Darity, who has in the past defended ADOS from charges of nativism, says he does not agree some of the most vitriolic messaging, but he credits ADOS with helping raise the profile of the push for reparations.
In defending his rationale for limited eligibility for reparations, Darity notes that the majority of black immigrants came after the civil rights period in the 1960s. While it is clear that more recently arrived black Americans have faced discrimination — and in many cases have ancestors who were enslaved — Darity said he finds it hard to argue that those who immigrated voluntarily deserve the same reparations as the descendants of those brought to the United States in chains.
“If you told me that the only way that I could have a reparations program is that if I gave it to more people, then I’d say okay,” Darity said with a laugh. “But I’m trying to think about how we craft a case that is specific to the United States government as the perpetrator, and I think it becomes very difficult to argue that the United States government should pay reparations to people who have chosen to come here.”
Past efforts to advocate reparations have similarly centered on the experience of descendants of American slaves, said Ashley D. Farmer, a history professor at the University of Texas at Austin who has studied black-nationalist groups.
“I’m not sure that the folks that I’ve studied where particularly well versed in slavery outside of the American context,” said Farmer, who is not affiliated with Darity's efforts. “It’s an interesting blind spot.”
A shift on the left
The current iteration of the reparations debate was kick-started nationally in 2014 when the Atlantic magazine published Ta-Nehisi Coates’s “The Case for Reparations.”
As with most issues of race and justice, public opinion is divided along racial and partisan lines. A significant majority of black Americans polled (73 percent) and a plurality of Democrats (49 percent) told Gallup pollsters earlier this year that they support cash reparations. The same poll found that the vast majority of white Americans (81 percent) and Republicans (92 percent) oppose cash reparations.
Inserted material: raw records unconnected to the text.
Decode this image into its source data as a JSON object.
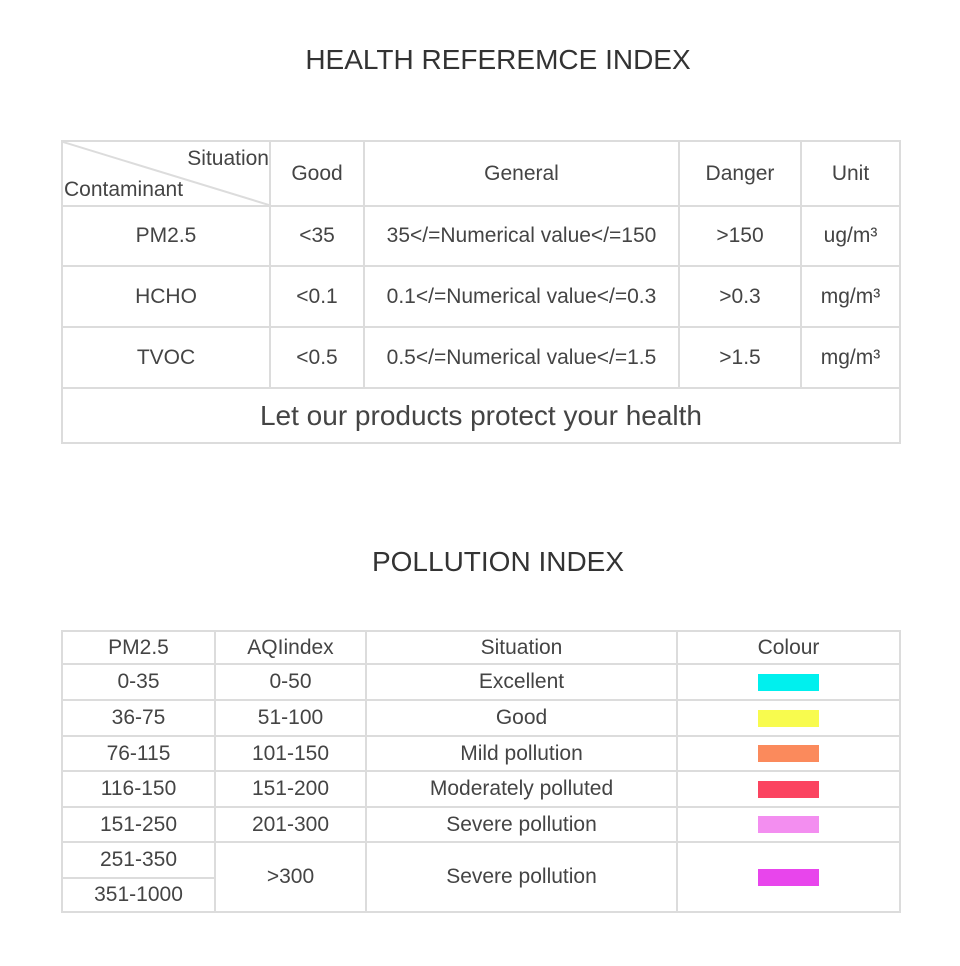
{
  "health": {
    "title": "HEALTH REFEREMCE INDEX",
    "header": {
      "situation": "Situation",
      "contaminant": "Contaminant",
      "columns": [
        "Good",
        "General",
        "Danger",
        "Unit"
      ]
    },
    "rows": [
      [
        "PM2.5",
        "<35",
        "35</=Numerical value</=150",
        ">150",
        "ug/m³"
      ],
      [
        "HCHO",
        "<0.1",
        "0.1</=Numerical value</=0.3",
        ">0.3",
        "mg/m³"
      ],
      [
        "TVOC",
        "<0.5",
        "0.5</=Numerical value</=1.5",
        ">1.5",
        "mg/m³"
      ]
    ],
    "footer": "Let our products protect your health"
  },
  "pollution": {
    "title": "POLLUTION INDEX",
    "columns": [
      "PM2.5",
      "AQIindex",
      "Situation",
      "Colour"
    ],
    "rows": [
      {
        "pm25": [
          "0-35"
        ],
        "aqi": "0-50",
        "situation": "Excellent",
        "color": "#00f0ee"
      },
      {
        "pm25": [
          "36-75"
        ],
        "aqi": "51-100",
        "situation": "Good",
        "color": "#f8fb4e"
      },
      {
        "pm25": [
          "76-115"
        ],
        "aqi": "101-150",
        "situation": "Mild pollution",
        "color": "#fb8a5c"
      },
      {
        "pm25": [
          "116-150"
        ],
        "aqi": "151-200",
        "situation": "Moderately polluted",
        "color": "#fb4460"
      },
      {
        "pm25": [
          "151-250"
        ],
        "aqi": "201-300",
        "situation": "Severe pollution",
        "color": "#f38ef0"
      },
      {
        "pm25": [
          "251-350",
          "351-1000"
        ],
        "aqi": ">300",
        "situation": "Severe pollution",
        "color": "#e845ec"
      }
    ]
  }
}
Former president Barack Obama, the nation’s first black president but not a descendant of slaves, has long declined to directly answer whether he would support a reparations program, instead focusing on its lack of political feasibility.
“You can make a theoretical, abstract argument in favor of something like reparations. And maybe I’m just not being sufficiently optimistic or imaginative enough,” Obama told Coates in an interview in 2016, “. . . but I’m not so optimistic as to think that you would ever be able to garner a majority of an American Congress that would make those kinds of investments.”
Some prominent Democrats, including House Speaker Nancy Pelosi (D-Calif.) and Rep. Alexandria Ocasio-Cortez (D-N.Y.), publicly support the resolution to launch a formal study of how reparations could work. And at least four Democratic presidential primary candidates — Sen. Elizabeth Warren (D-Mass.), Sen. Kamala D. Harris (D-Calif.), former Housing and Urban Development secretary Julián Castro and Marianne Williamson — have expressed support for the concept of paying reparations to the descendants of slaves.
Republican officials, meanwhile, have largely dismissed the concept. In June, on the same day the House Judiciaries Committee was set to hold a hearing on the topic, Senate Majority Leader Mitch McConnell (R-Ky.) announced his opposition.
“I don’t think reparations for something that happened 150 years ago, for which none of us living are responsible, is a good idea,” said McConnell, whose ancestors owned slaves.
Darity and other reparations supporters say that the current political moment should encourage politicians to pursue policies once considered impossible — after all, a reality-television star is president.
“Trump has made it clear that positions that we have typically considered to be extreme or out of the boundaries no longer are, on the right,” Darity said. “So why not reconsider things on the left?”